A instalação e a operação das usinas de energia solar no Brasil, infelizmente, nunca foi uma prioridade. Na verdade, segundo o presidente da Absolar (Associação Brasileira de Energia Solar Fotovoltaica), nós estamos cerca de 15 anos atrasados em investimentos nessa tecnologia. Uma ótima forma de controlar essa situação sem se arriscar demais em um momento de instabilidade econômica é dando a oportunidade para indústrias estrangeiras trazerem o seu investimento até nós.

 

Os resultados são expressivos: com a marca de 1.150 Gw produzidos ao ano atingida quando as duas usinas operarem em capacidade plena, mais de meio milhão de lares brasileiros terão energia elétrica produzida de forma limpa e sem impactos ao meio ambiente.

 

O que o futuro da energia solar nos aponta?

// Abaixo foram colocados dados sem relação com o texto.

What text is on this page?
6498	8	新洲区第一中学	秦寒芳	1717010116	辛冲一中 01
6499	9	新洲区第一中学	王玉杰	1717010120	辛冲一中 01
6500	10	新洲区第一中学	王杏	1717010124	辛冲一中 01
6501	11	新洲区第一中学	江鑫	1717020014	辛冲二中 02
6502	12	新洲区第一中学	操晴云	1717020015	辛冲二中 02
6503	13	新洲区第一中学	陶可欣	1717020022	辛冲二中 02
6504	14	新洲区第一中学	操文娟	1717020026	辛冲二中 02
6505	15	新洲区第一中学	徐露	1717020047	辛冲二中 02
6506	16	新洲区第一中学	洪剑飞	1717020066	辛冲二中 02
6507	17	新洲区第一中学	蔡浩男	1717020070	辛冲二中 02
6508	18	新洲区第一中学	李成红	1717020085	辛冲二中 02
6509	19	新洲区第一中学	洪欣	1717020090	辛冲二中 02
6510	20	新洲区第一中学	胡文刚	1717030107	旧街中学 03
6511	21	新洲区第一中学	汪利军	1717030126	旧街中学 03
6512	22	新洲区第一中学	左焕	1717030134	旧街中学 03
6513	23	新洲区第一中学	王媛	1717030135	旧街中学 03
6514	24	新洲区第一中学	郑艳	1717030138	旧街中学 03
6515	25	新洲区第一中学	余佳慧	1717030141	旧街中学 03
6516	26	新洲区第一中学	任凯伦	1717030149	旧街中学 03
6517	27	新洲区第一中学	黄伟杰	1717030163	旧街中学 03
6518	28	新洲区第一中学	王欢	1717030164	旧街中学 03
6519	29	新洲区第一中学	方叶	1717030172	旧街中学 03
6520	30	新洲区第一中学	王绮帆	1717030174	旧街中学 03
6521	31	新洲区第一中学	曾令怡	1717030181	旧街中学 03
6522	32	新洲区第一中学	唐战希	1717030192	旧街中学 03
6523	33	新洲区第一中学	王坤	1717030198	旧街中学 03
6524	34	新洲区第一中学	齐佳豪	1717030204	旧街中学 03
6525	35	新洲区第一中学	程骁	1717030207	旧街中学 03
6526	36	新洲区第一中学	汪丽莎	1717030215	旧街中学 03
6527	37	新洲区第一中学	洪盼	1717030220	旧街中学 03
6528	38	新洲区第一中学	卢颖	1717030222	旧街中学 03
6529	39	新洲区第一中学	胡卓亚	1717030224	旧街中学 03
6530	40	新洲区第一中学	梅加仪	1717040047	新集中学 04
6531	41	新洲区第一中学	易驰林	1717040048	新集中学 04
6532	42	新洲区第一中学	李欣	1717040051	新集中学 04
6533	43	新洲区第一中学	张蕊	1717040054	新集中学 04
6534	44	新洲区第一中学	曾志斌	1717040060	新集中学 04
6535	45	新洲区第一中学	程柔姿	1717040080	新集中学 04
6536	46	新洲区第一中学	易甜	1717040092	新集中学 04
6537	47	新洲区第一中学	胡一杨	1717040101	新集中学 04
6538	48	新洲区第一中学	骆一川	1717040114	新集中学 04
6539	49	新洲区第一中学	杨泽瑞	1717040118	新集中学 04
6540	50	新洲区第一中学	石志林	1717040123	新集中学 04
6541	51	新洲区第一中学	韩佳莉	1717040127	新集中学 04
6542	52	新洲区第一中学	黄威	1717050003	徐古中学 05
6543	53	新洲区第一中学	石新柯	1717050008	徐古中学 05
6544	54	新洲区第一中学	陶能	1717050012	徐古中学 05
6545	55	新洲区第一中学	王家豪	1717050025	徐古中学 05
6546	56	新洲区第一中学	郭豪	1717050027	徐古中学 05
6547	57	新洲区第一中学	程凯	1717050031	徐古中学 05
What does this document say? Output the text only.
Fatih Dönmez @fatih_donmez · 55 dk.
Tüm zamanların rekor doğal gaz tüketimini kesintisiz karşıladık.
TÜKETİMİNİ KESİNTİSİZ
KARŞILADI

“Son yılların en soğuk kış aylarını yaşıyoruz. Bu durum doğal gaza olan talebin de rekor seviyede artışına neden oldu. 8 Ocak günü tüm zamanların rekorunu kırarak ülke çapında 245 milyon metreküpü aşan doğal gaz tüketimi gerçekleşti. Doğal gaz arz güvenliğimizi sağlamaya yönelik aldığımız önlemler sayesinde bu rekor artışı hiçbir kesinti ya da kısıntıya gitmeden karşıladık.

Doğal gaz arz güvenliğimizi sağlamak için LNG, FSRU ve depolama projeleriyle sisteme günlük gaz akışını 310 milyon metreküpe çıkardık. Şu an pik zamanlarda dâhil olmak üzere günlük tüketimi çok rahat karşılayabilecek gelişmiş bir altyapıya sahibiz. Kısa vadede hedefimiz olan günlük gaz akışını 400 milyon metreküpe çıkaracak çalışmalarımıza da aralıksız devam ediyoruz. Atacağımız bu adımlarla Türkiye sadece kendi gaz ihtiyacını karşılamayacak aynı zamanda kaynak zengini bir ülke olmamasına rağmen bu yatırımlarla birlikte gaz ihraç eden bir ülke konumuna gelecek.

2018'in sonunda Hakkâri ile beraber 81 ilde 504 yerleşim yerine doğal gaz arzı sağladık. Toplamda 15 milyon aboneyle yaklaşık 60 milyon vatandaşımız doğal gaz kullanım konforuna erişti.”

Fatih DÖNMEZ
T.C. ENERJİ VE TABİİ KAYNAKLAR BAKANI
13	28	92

Nós temos um futuro promissor à nossa frente: o Brasil já descobriu seu mais novo tesouro, seu sol abundante no semi-árido perfeito para a produção de energia solar.

 

Com os investimentos sendo realizados nessa área, o futuro nos aponta para uma transformação gradual da malha elétrica brasileira. Ao invés de investimentos altos em usinas hidrelétricas – que possuem vantagens, é claro, mas também desvantagens relacionadas à fauna, flora e ao clima da região – é muito mais interessante investir em usinas fotovoltaicas.

 

Isso porque elas são relativamente mais baratas que as hidrelétricas, e podem ser colocadas em operação com mais agilidade. A maior hidrelétrica do Brasil, Itaipu, produz cerca de 14 Gw por ano, sendo que a mais próxima, Belo Monte com 11 Gw anuais, custou mais de 30 bilhões para ser erguida em meio à polêmicas.

 

Os custos relacionados à obras são grandes, e as hidrelétricas acabam por transformar completamente a paisagem do local onde elas são instaladas. O maior diferencial da energia solar é justamente sua praticidade aliada aos custos reduzidos de instalação, o que as transformam em excelentes oportunidades de negócios seguros e sustentáveis.

 

 

Nós garantimos: o futuro aponta para uma utilização cada vez maior da energia solar.